Il canto ha stupito Paola. "Mi ha fatto migliorare, oltre che divertire. Ci vado volentieri, mi piace stare con i compagni, che passo a prendere con la mia macchina perché ho ripreso la patente. C’è molto calore tra di noi e rispetto ai primi tempi, ora nel tragitto siamo tutti in grado di chiacchierare. È incoraggiante: per me il coro è un aiuto, non solo perché migliora il modo in cui parlo, ma anche da un punto di vista psicologico e sociale". L’indebolimento della rete di amicizie o la sua scomparsa. "A un certo punto intorno a me è iniziato il deserto relazionale", ricorda Paola, una conseguenza molto frequente tra i pazienti che hanno avuto un ictus. Così si possono creare situazioni di isolamento, depressione e una realtà come il coro può diventare un appiglio importante. "Due volte l’anno ci esibiamo davanti a un pubblico – continua Paola – nel saggio finale dell’anno scorso abbiamo cantato ‘O sole mio, Meraviglioso, Io che amo solo te. Con le canzoni che sapevo a memoria prima di avere l’ictus ho fatto meno fatica; con le altre, invece, ho dovuto studiare di più. Ma ce l’ho fatta".
Il cervello
La conquista del canto e la riconquista, parziale, del parlato, è possibile grazie alla plasticità del cervello, "che può arrivare a esprimere una funzione, in questo caso quella del linguaggio, utilizzando strutture diverse da quelle danneggiate dall’ictus" spiega Mauro Silvestrini, direttore della clinica neurologica dell’AOU Ospedali Riuniti di Ancona e presidente eletto Italian Stroke Organization.
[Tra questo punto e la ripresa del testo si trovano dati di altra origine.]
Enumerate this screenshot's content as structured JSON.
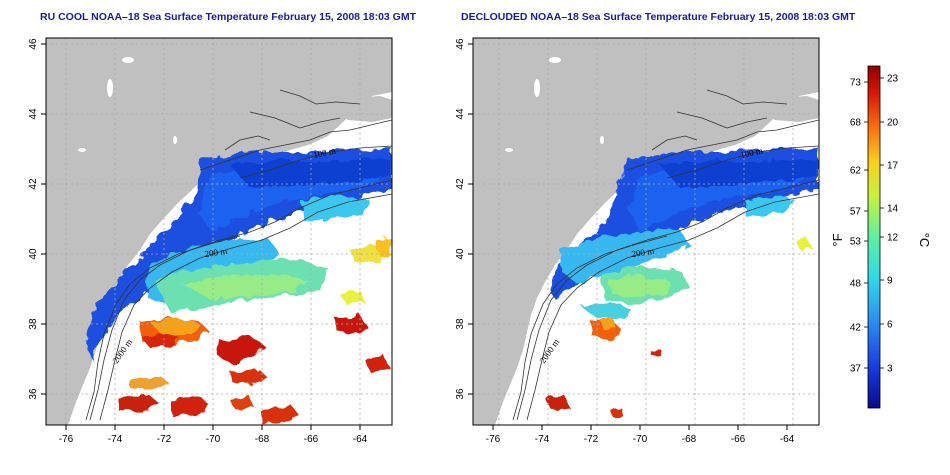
{
  "panels": [
    {
      "title": "RU COOL NOAA–18 Sea Surface Temperature February 15, 2008 18:03 GMT",
      "x_ticks": [
        "-76",
        "-74",
        "-72",
        "-70",
        "-68",
        "-66",
        "-64"
      ],
      "y_ticks": [
        "36",
        "38",
        "40",
        "42",
        "44",
        "46"
      ],
      "isobaths": [
        "100 m",
        "200 m",
        "2000 m"
      ]
    },
    {
      "title": "DECLOUDED NOAA–18 Sea Surface Temperature February 15, 2008 18:03 GMT",
      "x_ticks": [
        "-76",
        "-74",
        "-72",
        "-70",
        "-68",
        "-66",
        "-64"
      ],
      "y_ticks": [
        "36",
        "38",
        "40",
        "42",
        "44",
        "46"
      ],
      "isobaths": [
        "100 m",
        "200 m",
        "2000 m"
      ]
    }
  ],
  "colorbar": {
    "fahrenheit_label": "°F",
    "celsius_label": "°C",
    "fahrenheit_ticks": [
      "73",
      "68",
      "62",
      "57",
      "53",
      "48",
      "42",
      "37"
    ],
    "celsius_ticks": [
      "23",
      "20",
      "17",
      "14",
      "12",
      "9",
      "6",
      "3"
    ],
    "colors": [
      "#0a0a8c",
      "#1a3ce0",
      "#2c8cf0",
      "#30d8e8",
      "#60f0a0",
      "#c8f040",
      "#f8d020",
      "#f87010",
      "#d81808",
      "#900000"
    ]
  },
  "colors": {
    "land": "#c0c0c0",
    "ocean": "#ffffff",
    "title": "#1a1aa0"
  },
  "chart_data": {
    "type": "heatmap",
    "xlim": [
      -77,
      -63
    ],
    "ylim": [
      35,
      46
    ],
    "color_range_celsius": [
      0,
      24
    ],
    "color_range_fahrenheit": [
      32,
      75
    ]
  }
}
L’afasia è la conseguenza di una lesione delle aree cerebrali dell’emisfero dominante (in genere il sinistro) che hanno a che fare con la produzione e la comprensione dei simboli del linguaggio. Può interessare prevalentemente l’espressione (il caso di Paola) oppure intaccare la comprensione. "Insegnare a cantare – continua l’esperto – può stimolare altre zone del cervello, magari mai utilizzate prima dal paziente e rimaste integre dopo l’attacco dell’ictus, che possono aiutare il paziente anche a riacquistare la comunicazione. La riabilitazione ha un ruolo fondamentale perché è in grado di stimolare la capacità di riorganizzazione funzionale del cervello". Capacità sfruttata al meglio da Paola. "Non mi sono mai arresa, sono tosta", dice ridendo, e che le ha permesso di tornare a svolgere attività quotidiane banali, ma che banali all’inizio non erano. "I primi tempi andavo a fare la spesa, a volte con il bastone, e dicevo vorrei un… E non mi veniva la parola. Allora indicavo e dicevo “quello”. Diventavo tutta rossa in viso per la rabbia".
Le iniziative
“Una vita dopo l’ictus è possibile” è il tema scelto dalla World Stroke Organization e da Alice Italia Onlus per il la Giornata mondiale contro l’ictus del 29 ottobre ed è la morale della storia di Paola, che con la musicoterapia non solo è riuscita a contrastare la sua afasia, ma si è anche riavvicinata al figlio, oggi ventottenne, ai tempi dell’ictus settenne e affidato quasi del tutto alla nonna. "Con mio figlio ho ripreso un dialogo grazie alla musica: a volte ascoltiamo insieme le canzoni su YouTube e ci troviamo. Percepisco una vicinanza che avevamo perso".